Doch die Verwendung von Bildern, die in einem Experiment gewonnen wurden, um andere, nie durchgeführte Experimente zu veranschaulichen, ist unter Fachleuten einer der bekanntesten Betrügereien, sofern dies nicht aus Versehen geschieht. Es ist praktisch unmöglich, ein im Meer der wissenschaftlichen Literatur recyceltes Bild mit bloßem Auge zu identifizieren: In den meisten Fällen handelt es sich um Vergrößerungen von Zellgewebe, kaum mehr als kaum erkennbare farbige Flecken. Aber heute Software, die auf künstlicher Intelligenz basiert – das Poster verwendet unter den vielen, die Wissenschaftlern zur Verfügung stehen, eines namens ImageTwin – damit können Sie Anomalien in wenigen Sekunden finden. Darüber hinaus stellt das Recycling von Zahlen wahrscheinlich nur die Spitze des Eisbergs dar, da es viele Methoden zur Fälschung von Forschungsergebnissen gibt, die selbst künstlicher Intelligenz entgehen können.

DIE GESCHICHTE Nisticòs Beteiligung weist mehrere Ähnlichkeiten mit der des Gesundheitsministers Orazio Schillaci auf, der ebenfalls Autor mehrerer „verdächtiger“ Studien ist. Oder der ehemalige Präsident der Rektorenkonferenz Salvatore Cuzzocrea, ein weiterer Pharmakologe, über dessen über hundert Forschungsstudien mit offensichtlichen Anomalien berichtet wurde.

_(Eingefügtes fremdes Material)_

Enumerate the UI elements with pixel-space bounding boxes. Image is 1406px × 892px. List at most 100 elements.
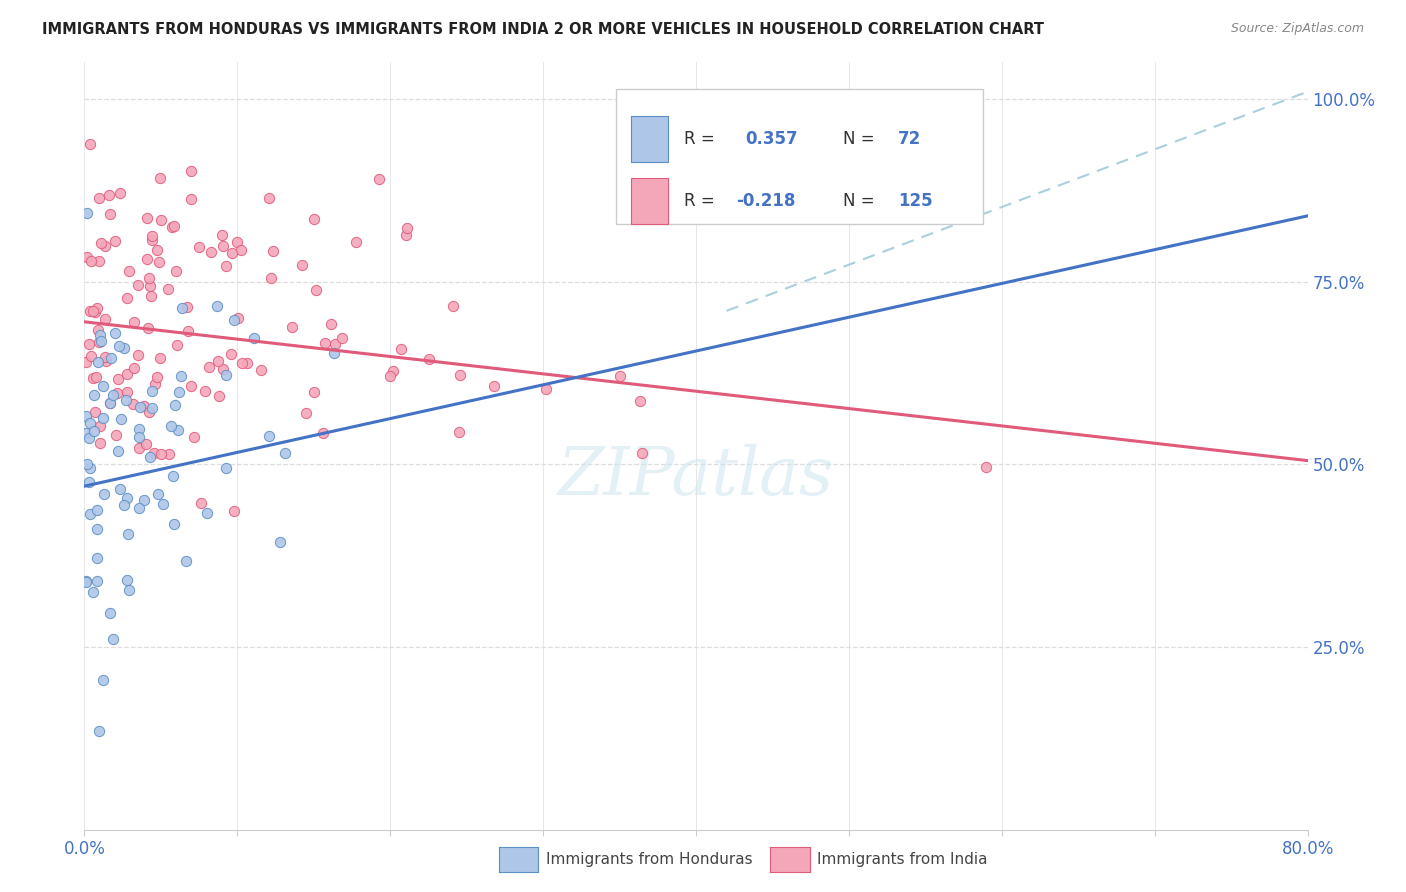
Point: [157, 447, 180, 461]
Point: [79, 304, 101, 318]
Point: [208, 389, 231, 403]
Point: [75, 425, 97, 440]
Point: [183, 430, 205, 444]
Point: [226, 311, 249, 326]
Point: [323, 337, 346, 351]
Point: [94, 238, 117, 252]
Point: [86, 503, 108, 517]
Point: [115, 291, 138, 305]
Point: [291, 258, 314, 272]
Point: [105, 428, 128, 442]
Point: [75, 575, 97, 590]
Point: [149, 351, 172, 366]
Point: [381, 364, 404, 378]
Point: [118, 264, 141, 278]
Point: [314, 335, 336, 350]
Point: [108, 483, 131, 497]
Point: [89, 436, 111, 450]
Point: [91, 410, 114, 425]
Point: [447, 425, 470, 439]
Point: [87, 355, 110, 369]
Point: [82, 585, 104, 599]
Point: [86, 551, 108, 566]
Point: [148, 255, 170, 269]
Point: [243, 331, 266, 345]
Point: [104, 235, 127, 249]
Point: [83, 388, 105, 402]
Point: [93, 311, 115, 326]
Point: [146, 243, 169, 257]
Point: [146, 487, 169, 501]
Point: [112, 499, 135, 513]
Point: [98, 606, 121, 620]
Point: [93, 487, 115, 501]
Point: [136, 321, 159, 335]
Point: [302, 211, 325, 226]
Point: [98, 207, 121, 221]
Text: R =: R =: [683, 192, 714, 210]
Point: [441, 299, 464, 313]
Point: [77, 431, 100, 445]
Point: [100, 351, 122, 365]
FancyBboxPatch shape: [631, 116, 668, 162]
Point: [321, 317, 343, 331]
Point: [90, 235, 112, 250]
Point: [90, 334, 112, 349]
Point: [166, 423, 188, 437]
Point: [86, 301, 108, 316]
Point: [205, 299, 228, 313]
Point: [221, 246, 243, 260]
FancyBboxPatch shape: [631, 178, 668, 224]
Point: [449, 368, 471, 382]
Point: [122, 361, 145, 376]
Point: [141, 384, 163, 399]
Point: [75, 409, 97, 424]
Point: [98, 396, 121, 410]
Point: [630, 445, 652, 459]
Text: Source: ZipAtlas.com: Source: ZipAtlas.com: [1230, 22, 1364, 36]
Point: [262, 244, 284, 259]
Point: [609, 369, 631, 384]
Point: [330, 331, 353, 345]
Point: [974, 459, 997, 474]
Point: [149, 170, 172, 185]
FancyBboxPatch shape: [616, 89, 983, 224]
Text: N =: N =: [842, 192, 875, 210]
Point: [128, 430, 150, 444]
Point: [212, 362, 235, 376]
Point: [167, 384, 190, 399]
Point: [139, 450, 162, 464]
Point: [344, 235, 367, 250]
Point: [162, 469, 184, 483]
Point: [200, 244, 222, 259]
Point: [395, 227, 418, 242]
Point: [76, 205, 98, 219]
Point: [219, 346, 242, 360]
Point: [143, 446, 166, 460]
Point: [89, 328, 111, 343]
Point: [87, 323, 110, 337]
Point: [97, 188, 120, 202]
Point: [176, 300, 198, 314]
Point: [89, 418, 111, 433]
Point: [190, 496, 212, 510]
Point: [180, 192, 202, 206]
Point: [77, 337, 100, 351]
Point: [135, 437, 157, 451]
Point: [378, 369, 401, 384]
Point: [194, 384, 217, 398]
Point: [108, 339, 131, 353]
Point: [274, 446, 297, 460]
Point: [222, 504, 245, 518]
Text: R =: R =: [683, 130, 714, 148]
Point: [87, 191, 110, 205]
Point: [226, 235, 249, 249]
Point: [86, 522, 108, 536]
Text: 125: 125: [898, 192, 932, 210]
Point: [170, 301, 193, 316]
Point: [135, 252, 157, 266]
Point: [257, 191, 280, 205]
Point: [94, 351, 117, 365]
Point: [152, 498, 174, 512]
Text: IMMIGRANTS FROM HONDURAS VS IMMIGRANTS FROM INDIA 2 OR MORE VEHICLES IN HOUSEHOL: IMMIGRANTS FROM HONDURAS VS IMMIGRANTS F…: [42, 22, 1045, 37]
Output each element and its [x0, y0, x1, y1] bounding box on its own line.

Anders als der Minister und der Rektor, die die Forschung koordinierten, spielte Nisticò bei den untersuchten Studien keine besonders verantwortungsvolle Rolle. Die Unschuldsvermutung legt daher nahe, dass er nicht derjenige war, der die Daten vorsätzlich manipuliert hat. Fehler oder Betrügereien wären ohne Ihr Wissen aufgetreten und bis zum Beweis des Gegenteils müssen Sie sich nicht direkt dafür verantworten.

Angesichts seiner Rolle Als neuer Präsident der AIFA ist die Angelegenheit jedoch noch besorgniserregender. Tatsächlich verdeutlicht es auf dramatische Weise die endemische Verbreitung falscher oder betrügerischer Forschung. Der Fall zeigt die mangelnde Fähigkeit von Wissenschaftlern, selbst die Studien, die sie persönlich unterzeichnen, zu kontrollieren. Ab heute muss Nisticò die Daten überwachen, die die Sicherheit und Wirksamkeit der von uns eingenommenen Medikamente belegen. Wenn nicht einmal die Forschung, die er unterzeichnet hat, über jeden Verdacht erhaben ist, haben wir alle Grund zur Sorge.